Denuncia il pizzo al Borgo e finisce sul lastrico: "Ho chiuso il bar e affogo tra i debiti"

La storia di Daniele Ventura, che 5 anni fa è stato costretto ad abbassare le saracinesche del "New paradise" dopo aver fatto arrestare i suoi aguzzini: "La gente del quartiere mi ha emarginato e lo Stato mi ha abbandonato"

La piazza di Borgo Vecchio

Delle estorsioni subite, delle minacce ricevute per conto dei boss di Borgo Vecchio e del sogno di gestire il suo bar gli resteranno solo due cose: una cartella esattoriale da quasi 5 mila euro e il “totale senso di abbandono da parte delle istituzioni”. Sono passati ormai cinque anni da quando Daniele Ventura, 31 anni, è stato costretto ad abbassare per sempre le saracinesche del “New paradise” di via Principe di Scordia. Dopo aver denunciato i suoi aguzzini, poi arrestati con l’operazione “Hybris” nel 2011, il giovane esercente è stato lentamente messo ai margini dal quartiere. La gente del rione ha iniziato ad allontanarsi, preferendo non fare più colazione nel bar di qualcuno che si era messo contro la mafia e aveva dato il suo contributo contro la malavita organizzata. “Qualche cliente mi diceva che non veniva più perché aveva paura, qualche commerciante mi diceva: adesso per te è dura”, racconta.

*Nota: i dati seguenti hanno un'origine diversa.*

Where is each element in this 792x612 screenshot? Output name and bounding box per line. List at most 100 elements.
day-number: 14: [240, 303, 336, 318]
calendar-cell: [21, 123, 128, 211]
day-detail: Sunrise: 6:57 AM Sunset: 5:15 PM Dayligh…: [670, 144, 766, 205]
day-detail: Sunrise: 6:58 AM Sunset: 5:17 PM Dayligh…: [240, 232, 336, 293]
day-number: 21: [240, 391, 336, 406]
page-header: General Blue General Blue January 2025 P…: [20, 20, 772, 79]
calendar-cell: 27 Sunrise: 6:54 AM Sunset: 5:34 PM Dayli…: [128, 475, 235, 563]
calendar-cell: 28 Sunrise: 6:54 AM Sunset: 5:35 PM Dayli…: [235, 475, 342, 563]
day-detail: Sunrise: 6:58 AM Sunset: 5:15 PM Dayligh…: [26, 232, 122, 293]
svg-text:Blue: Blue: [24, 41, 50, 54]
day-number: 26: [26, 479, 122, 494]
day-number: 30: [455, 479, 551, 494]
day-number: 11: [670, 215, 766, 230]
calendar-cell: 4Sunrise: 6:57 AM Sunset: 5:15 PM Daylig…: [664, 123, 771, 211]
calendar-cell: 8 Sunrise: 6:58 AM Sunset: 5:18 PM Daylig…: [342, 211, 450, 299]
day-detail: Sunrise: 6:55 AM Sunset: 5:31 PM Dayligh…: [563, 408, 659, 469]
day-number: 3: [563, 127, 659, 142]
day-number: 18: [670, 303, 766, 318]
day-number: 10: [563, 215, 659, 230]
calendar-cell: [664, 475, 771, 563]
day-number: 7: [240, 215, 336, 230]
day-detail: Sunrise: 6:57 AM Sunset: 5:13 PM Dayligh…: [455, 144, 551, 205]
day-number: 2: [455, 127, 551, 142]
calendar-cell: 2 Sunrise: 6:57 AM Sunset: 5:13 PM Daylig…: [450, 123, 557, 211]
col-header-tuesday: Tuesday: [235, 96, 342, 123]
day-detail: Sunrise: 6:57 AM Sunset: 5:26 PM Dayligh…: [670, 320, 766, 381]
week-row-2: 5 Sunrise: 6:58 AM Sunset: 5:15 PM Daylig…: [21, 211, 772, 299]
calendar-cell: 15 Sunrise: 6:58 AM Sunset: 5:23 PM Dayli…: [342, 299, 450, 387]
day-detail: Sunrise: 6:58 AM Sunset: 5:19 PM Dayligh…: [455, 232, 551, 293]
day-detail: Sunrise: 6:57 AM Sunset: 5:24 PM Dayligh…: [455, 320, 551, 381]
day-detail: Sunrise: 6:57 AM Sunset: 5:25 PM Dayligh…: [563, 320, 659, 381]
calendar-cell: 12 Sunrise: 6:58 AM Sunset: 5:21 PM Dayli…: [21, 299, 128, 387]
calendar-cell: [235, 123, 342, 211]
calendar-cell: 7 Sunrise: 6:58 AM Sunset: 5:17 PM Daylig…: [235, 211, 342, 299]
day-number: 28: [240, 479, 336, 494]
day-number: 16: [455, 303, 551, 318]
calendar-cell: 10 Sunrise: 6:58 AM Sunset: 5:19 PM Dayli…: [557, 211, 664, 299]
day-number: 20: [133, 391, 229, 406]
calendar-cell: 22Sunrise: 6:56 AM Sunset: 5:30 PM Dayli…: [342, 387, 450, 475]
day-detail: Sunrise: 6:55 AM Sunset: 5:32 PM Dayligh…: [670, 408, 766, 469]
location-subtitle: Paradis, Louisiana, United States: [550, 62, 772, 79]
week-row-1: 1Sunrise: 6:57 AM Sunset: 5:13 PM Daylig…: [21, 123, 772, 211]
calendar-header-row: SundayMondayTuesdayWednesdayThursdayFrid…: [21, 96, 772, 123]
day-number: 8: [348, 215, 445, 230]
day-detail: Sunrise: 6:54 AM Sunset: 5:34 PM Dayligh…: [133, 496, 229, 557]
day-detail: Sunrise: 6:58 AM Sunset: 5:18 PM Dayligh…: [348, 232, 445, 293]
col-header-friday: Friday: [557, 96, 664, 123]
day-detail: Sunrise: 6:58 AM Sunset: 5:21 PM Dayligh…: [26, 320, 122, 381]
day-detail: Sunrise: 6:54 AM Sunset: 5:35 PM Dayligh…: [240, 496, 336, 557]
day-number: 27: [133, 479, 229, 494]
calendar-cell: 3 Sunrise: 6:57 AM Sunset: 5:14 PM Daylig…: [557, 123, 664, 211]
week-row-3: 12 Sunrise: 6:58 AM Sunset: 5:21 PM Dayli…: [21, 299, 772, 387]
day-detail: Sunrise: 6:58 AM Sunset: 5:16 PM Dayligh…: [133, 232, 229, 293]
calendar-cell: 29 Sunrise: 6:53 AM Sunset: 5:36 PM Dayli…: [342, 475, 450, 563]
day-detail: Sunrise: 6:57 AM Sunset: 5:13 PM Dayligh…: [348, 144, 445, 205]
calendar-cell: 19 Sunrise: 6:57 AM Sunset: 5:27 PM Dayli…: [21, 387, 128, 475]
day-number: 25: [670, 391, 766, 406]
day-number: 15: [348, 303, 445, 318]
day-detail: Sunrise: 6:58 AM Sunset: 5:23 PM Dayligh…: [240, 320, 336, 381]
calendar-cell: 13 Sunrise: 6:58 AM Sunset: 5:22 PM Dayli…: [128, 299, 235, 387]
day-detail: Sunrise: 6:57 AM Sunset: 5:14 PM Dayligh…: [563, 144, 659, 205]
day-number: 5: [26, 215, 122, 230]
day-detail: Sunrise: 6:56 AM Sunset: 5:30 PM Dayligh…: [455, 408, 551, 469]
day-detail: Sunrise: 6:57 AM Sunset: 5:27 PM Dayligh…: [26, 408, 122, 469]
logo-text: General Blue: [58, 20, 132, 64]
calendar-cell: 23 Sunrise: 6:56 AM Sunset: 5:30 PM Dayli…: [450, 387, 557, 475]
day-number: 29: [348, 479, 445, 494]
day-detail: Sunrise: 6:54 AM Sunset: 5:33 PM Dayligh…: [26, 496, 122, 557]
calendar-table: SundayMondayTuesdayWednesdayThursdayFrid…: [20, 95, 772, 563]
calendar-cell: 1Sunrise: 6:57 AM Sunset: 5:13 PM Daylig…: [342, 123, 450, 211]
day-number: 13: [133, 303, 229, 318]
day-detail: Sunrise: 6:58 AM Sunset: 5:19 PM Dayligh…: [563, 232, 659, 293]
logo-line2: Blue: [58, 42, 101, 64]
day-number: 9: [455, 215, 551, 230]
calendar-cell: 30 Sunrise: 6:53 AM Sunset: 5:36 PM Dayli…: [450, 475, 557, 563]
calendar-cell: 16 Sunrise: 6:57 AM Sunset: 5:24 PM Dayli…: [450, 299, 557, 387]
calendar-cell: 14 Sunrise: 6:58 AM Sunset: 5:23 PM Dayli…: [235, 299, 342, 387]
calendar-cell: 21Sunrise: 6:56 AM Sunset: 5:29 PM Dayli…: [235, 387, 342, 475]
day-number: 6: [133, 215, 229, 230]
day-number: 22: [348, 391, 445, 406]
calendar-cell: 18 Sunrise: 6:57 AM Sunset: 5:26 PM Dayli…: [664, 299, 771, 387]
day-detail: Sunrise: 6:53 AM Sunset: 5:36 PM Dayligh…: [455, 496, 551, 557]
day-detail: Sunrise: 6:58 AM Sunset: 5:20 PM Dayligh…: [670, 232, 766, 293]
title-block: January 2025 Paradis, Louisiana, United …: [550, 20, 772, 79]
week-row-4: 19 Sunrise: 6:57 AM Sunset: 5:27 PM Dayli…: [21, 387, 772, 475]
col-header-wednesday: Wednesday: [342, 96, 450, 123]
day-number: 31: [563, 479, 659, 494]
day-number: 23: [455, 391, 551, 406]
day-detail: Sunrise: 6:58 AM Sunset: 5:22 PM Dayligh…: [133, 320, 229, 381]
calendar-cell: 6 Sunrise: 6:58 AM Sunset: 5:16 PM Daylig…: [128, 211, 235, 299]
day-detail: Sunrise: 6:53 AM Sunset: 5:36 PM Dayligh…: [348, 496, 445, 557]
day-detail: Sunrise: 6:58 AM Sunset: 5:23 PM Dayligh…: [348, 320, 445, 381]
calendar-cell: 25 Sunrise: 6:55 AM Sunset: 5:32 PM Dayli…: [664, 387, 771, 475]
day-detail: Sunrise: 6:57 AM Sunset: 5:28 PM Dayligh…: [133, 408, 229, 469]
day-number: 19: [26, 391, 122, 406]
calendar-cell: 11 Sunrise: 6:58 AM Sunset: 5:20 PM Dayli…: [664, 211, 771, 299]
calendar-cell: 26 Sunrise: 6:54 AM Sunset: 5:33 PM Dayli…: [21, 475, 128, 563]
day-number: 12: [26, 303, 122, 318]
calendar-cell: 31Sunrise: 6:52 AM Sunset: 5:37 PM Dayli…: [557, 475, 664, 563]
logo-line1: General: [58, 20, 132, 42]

Ventura, a distanza di anni, ricostruisce lucidamente i fatti. E lo fa con la voce spezzata e il mento che trema. Il suo incubo inizia quando due persone si presentano di mattina nel suo bar ed esordiscono: “Ma tu vai a casa delle persone senza chiedere il permesso prima? Non ci si comporta in questa maniera e se non abbiamo preso provvedimenti è solo per il fatto che abbiamo visto che sei un bravo ragazzo”. Un’introduzione per chiedere mille euro per la “messa a posto”, diventati poi 500 grazie alla mediazione di un suo familiare e riscossi in serata. L’episodio, alla luce degli arresti, restò isolato, ma a causa di quel “gesto infamante” qualcuno volle ricordargli di avere sbagliato facendogli trovare qualche giorno dopo i lucchetti del bar segati. Da quel momento in poi cambiò tutto: “Ero riuscito a conquistare la mia clientela, tra chi veniva a colazione e chi per un pranzo veloce. Avevamo cominciato a fare servizio di catering nelle scuole e mi sembrava che tutto procedesse per il meglio. Poi il tracollo”.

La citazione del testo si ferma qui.